The maker of expensive printer ink, HP, reported revenue increases in its first quarter, but that was not enough to keep shareholders happy.
That might have something to do with CEO Dion Weisler stories about the struggles HP is facing in the printer supplies space and the fact he lowered the vendor’s full-year outlook.
HP’s shares fell by 12 percent in after-hours trading after the firm published its financial results for the first quarter of the year.
Revenues grew by a slim one percent year on year in the first quarter to $14.7 billion. Its PC business – called Personal Systems – increased revenues by two percent to $9.66 billion, missing analyst estimates of $9.74 billion. Total units sold declined by three percent in the first quarter, with notebook units down one percent and desktops down eight percent. Commercial trumped consumer sales with three percent growth against one percent.
Its printing arm similarly failed to meet expectations and declined by 0.7 percent year on year to $5.06 billion, marginally below Wall Street’s $5.19 billion target.
HP CEO Dion Weisler said the firm’s PC division is performing well despite operating in a tough market.
“Our Personal Systems team continues to perform at a high level, driven by relentless focus on execution and profitable growth. As expected, the first-half headwinds we previously shared with you are playing out. But we are navigating them well. We are also strengthening our position in strategic segments where we see pockets of growth and delivering differentiated and premium hardware services and solutions”, he said.
HP has oversaturated its EMEA channel with printer supplies
Printer supplies performed below expectations, and Weisler said HP is battling against online platforms selling third-party products. More commercial customers are now buying online, he said.

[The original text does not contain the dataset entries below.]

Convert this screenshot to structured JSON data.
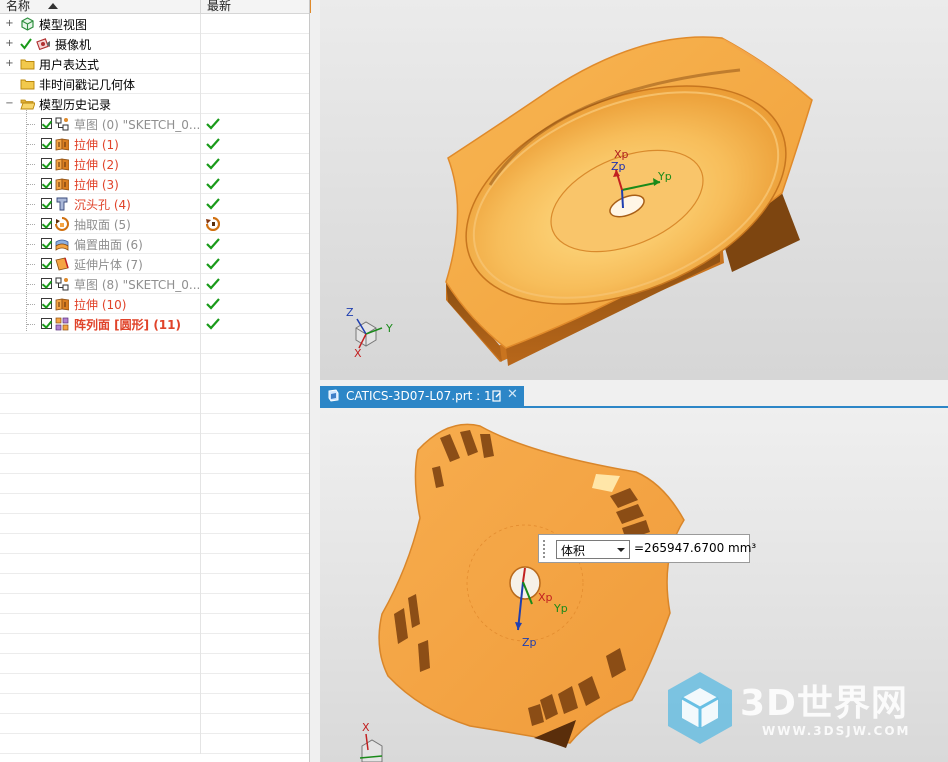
{
  "navigator": {
    "columns": {
      "name": "名称",
      "latest": "最新"
    },
    "nodes": [
      {
        "label": "模型视图",
        "icon": "model-views-icon",
        "style": "normal"
      },
      {
        "label": "摄像机",
        "icon": "camera-icon",
        "style": "normal"
      },
      {
        "label": "用户表达式",
        "icon": "folder-icon",
        "style": "normal"
      },
      {
        "label": "非时间戳记几何体",
        "icon": "folder-icon",
        "style": "normal"
      },
      {
        "label": "模型历史记录",
        "icon": "folder-open-icon",
        "style": "normal"
      }
    ],
    "features": [
      {
        "label": "草图 (0) \"SKETCH_0...",
        "icon": "sketch-icon",
        "style": "gray",
        "status": "check"
      },
      {
        "label": "拉伸 (1)",
        "icon": "extrude-icon",
        "style": "red",
        "status": "check"
      },
      {
        "label": "拉伸 (2)",
        "icon": "extrude-icon",
        "style": "red",
        "status": "check"
      },
      {
        "label": "拉伸 (3)",
        "icon": "extrude-icon",
        "style": "red",
        "status": "check"
      },
      {
        "label": "沉头孔 (4)",
        "icon": "counterbore-hole-icon",
        "style": "red",
        "status": "check"
      },
      {
        "label": "抽取面 (5)",
        "icon": "extract-face-icon",
        "style": "gray",
        "status": "update"
      },
      {
        "label": "偏置曲面 (6)",
        "icon": "offset-surface-icon",
        "style": "gray",
        "status": "check"
      },
      {
        "label": "延伸片体 (7)",
        "icon": "extend-sheet-icon",
        "style": "gray",
        "status": "check"
      },
      {
        "label": "草图 (8) \"SKETCH_0...",
        "icon": "sketch-icon",
        "style": "gray",
        "status": "check"
      },
      {
        "label": "拉伸 (10)",
        "icon": "extrude-icon",
        "style": "red",
        "status": "check"
      },
      {
        "label": "阵列面 [圆形] (11)",
        "icon": "pattern-face-icon",
        "style": "redb",
        "status": "check"
      }
    ]
  },
  "tab": {
    "title": "CATICS-3D07-L07.prt : 1",
    "close": "✕"
  },
  "top_view": {
    "csys": {
      "x": "Xp",
      "y": "Yp",
      "z": "Zp"
    },
    "triad": {
      "x": "X",
      "y": "Y",
      "z": "Z"
    }
  },
  "bottom_view": {
    "csys": {
      "x": "Xp",
      "y": "Yp",
      "z": "Zp"
    },
    "triad": {
      "x": "X"
    }
  },
  "measure": {
    "type": "体积",
    "result": "=265947.6700 mm³"
  },
  "watermark": {
    "title": "3D世界网",
    "url": "WWW.3DSJW.COM"
  },
  "colors": {
    "part": "#f5a443",
    "accent": "#2c86c7",
    "feature_red": "#e0432a"
  }
}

“We are essentially fighting the same war but we are now engaging on a new battlefield and it’s called online.”
“Online office is a growing market for alternatives and we are seeing more commercial customers moving to online where our overall share, while still leading, is not as large.”
He added: “We just can’t bring a musket to a drone fight. Most importantly, what are we going to do about it? First, we need to continue to evolve that go-to-market and expand our online initiatives as well as our targeted marketing and we’ll certainly be doing that.” Whatever all of that means.